Festivals, performances and concerts are returning with a vengeance as Singapore relaxes public event restrictions, poising the country as a high-potential destination for entertainment-driven, post-Covid travel.
This follows the successful month-long pilot in September last year, which saw the return of live performances at selected venues for a maximum of 50 spectators. As of April 24, 2021, this number has increased to 750 with pre-event testing and 250 without pre-event testing, and zoning will no longer be required as long as safe management measures are in place.
The country is now ushering in the beginnings of an entertainment renaissance. In May 2021 alone, local residents will be able to participate in two arts and culture festivals. The Singapore HeritageFest 2021, running from May 3 to 30, will explore the nation’s food heritage and healthcare history through more than 100 on-site and online programmes, including virtual and physical tours, talks, documentaries and workshops.
Running concurrently from May 14 to 30 is the Singapore International Festival of Arts, which returns with more than 60 shows by local and international artists. Festival organiser Arts House Limited stated that several shows were sold out immediately, and it is exploring ways to open up more seats in light of the expanded capacity limit, reported The Straits Times.
The rising presence of ticketed public shows has also benefited organisers such as LAMC Productions, which specialised in international concerts in the pre-Covid era. The company now leans on top-billing local shows and celebrity-helmed private events, shared its founder, Lauretta Alabons.
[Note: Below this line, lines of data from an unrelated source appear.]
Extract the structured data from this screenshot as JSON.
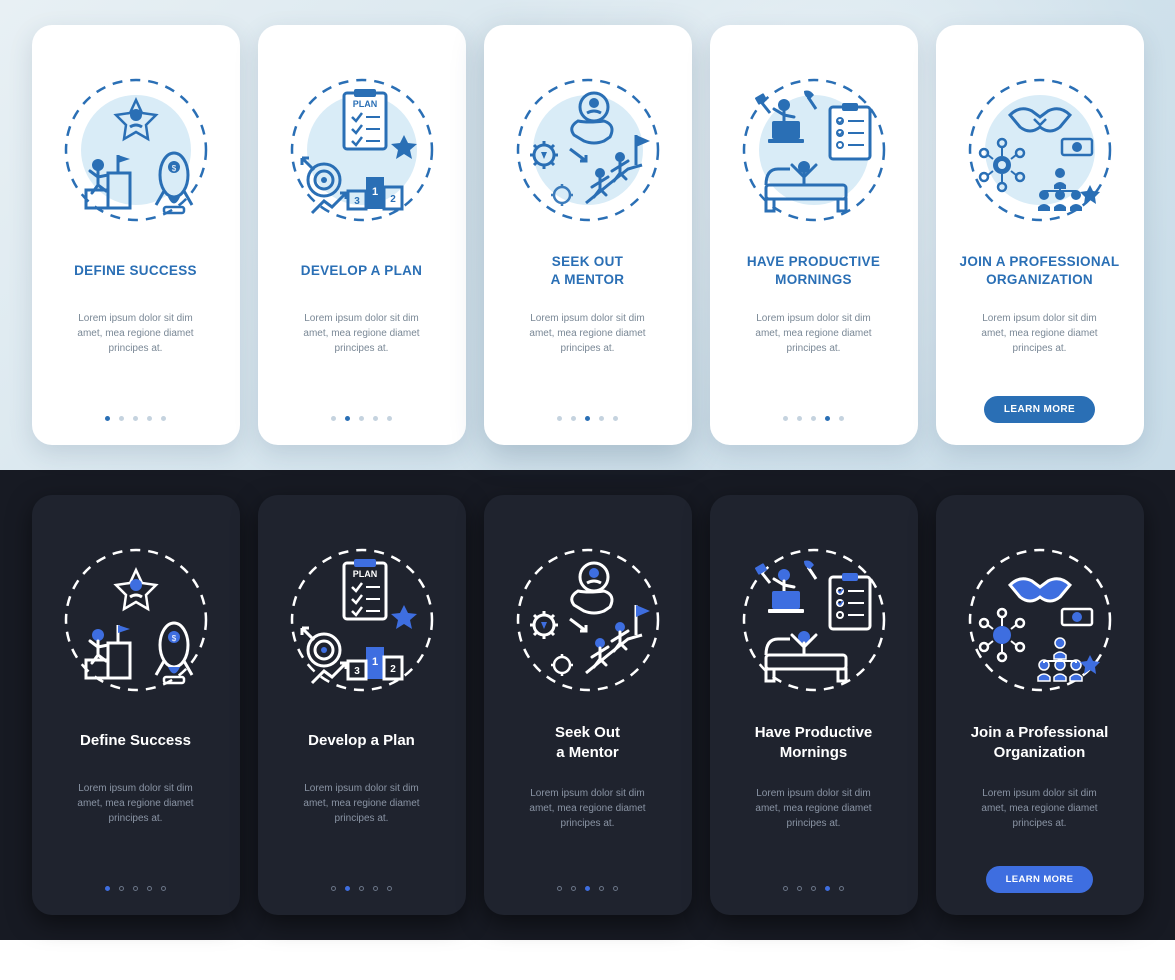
{
  "body_text": "Lorem ipsum dolor sit dim\namet, mea regione diamet\nprincipes at.",
  "cta_label": "LEARN MORE",
  "light": {
    "cards": [
      {
        "title": "DEFINE SUCCESS",
        "active_dot": 0
      },
      {
        "title": "DEVELOP A PLAN",
        "active_dot": 1
      },
      {
        "title": "SEEK OUT\nA MENTOR",
        "active_dot": 2,
        "highlight": true
      },
      {
        "title": "HAVE PRODUCTIVE\nMORNINGS",
        "active_dot": 3
      },
      {
        "title": "JOIN A PROFESSIONAL\nORGANIZATION",
        "active_dot": 4,
        "cta": true
      }
    ]
  },
  "dark": {
    "cards": [
      {
        "title": "Define Success",
        "active_dot": 0
      },
      {
        "title": "Develop a Plan",
        "active_dot": 1
      },
      {
        "title": "Seek Out\na Mentor",
        "active_dot": 2
      },
      {
        "title": "Have Productive\nMornings",
        "active_dot": 3
      },
      {
        "title": "Join a Professional\nOrganization",
        "active_dot": 4,
        "cta": true
      }
    ]
  },
  "colors": {
    "light_accent": "#2a6fb5",
    "dark_accent": "#3e6ee0",
    "dark_bg": "#171a23",
    "card_dark_bg": "#1f232e"
  }
}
It launched a headline show for local comedian Kumar in March, selling out three shows of 250 pax each, and recently brought on Maye Musk – the mother of Elon Musk – for a private virtual event. LAMC Productions has also opened The Flying V, a metal bar where patrons can enjoy metal and rock music with a selection of beers.
Alabons said: “This is our first time experiencing a long pause in our business on a global scale. We experienced SARS in 2003, but Covid-19 is another animal. We (are doing) what we can to help ensure a more impactful return of the entertainment scene.”
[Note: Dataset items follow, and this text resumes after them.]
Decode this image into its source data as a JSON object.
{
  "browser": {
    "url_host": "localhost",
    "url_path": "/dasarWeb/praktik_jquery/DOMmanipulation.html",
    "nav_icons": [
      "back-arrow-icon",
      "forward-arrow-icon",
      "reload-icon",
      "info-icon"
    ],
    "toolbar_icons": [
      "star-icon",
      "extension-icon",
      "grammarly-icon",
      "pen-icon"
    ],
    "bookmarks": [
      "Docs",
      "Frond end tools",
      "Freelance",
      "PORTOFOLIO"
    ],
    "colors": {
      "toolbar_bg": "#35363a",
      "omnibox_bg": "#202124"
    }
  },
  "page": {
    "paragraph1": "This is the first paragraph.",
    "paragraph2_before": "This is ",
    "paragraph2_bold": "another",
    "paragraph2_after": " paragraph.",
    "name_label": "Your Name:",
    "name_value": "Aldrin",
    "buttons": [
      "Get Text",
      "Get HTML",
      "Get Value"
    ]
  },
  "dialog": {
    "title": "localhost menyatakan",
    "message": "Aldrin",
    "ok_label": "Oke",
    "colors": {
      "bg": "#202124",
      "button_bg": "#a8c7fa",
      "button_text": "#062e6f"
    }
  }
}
She expressed confidence that while the timeline for international acts to return may be uncertain, Singapore has a strong head-start in leading the region’s entertainment revival.
“We look forward to getting the live shows back on track in 2022. Ideally, the government increases the capacity for live shows to 1,000. The safety measures are great, although we are not able to cover costs with 250-capacity events at the present.
“In 2020, we started a video podcast called ‘Words & Music’ to connect artists to their fans during the Covid-19 downtime. Through its episodes, Singapore has always been mentioned as a destination the artists loved and would love to come back and perform at, which gives the audience more awareness and knowledge about Singapore as a vibrant entertainment hub to visit and explore.”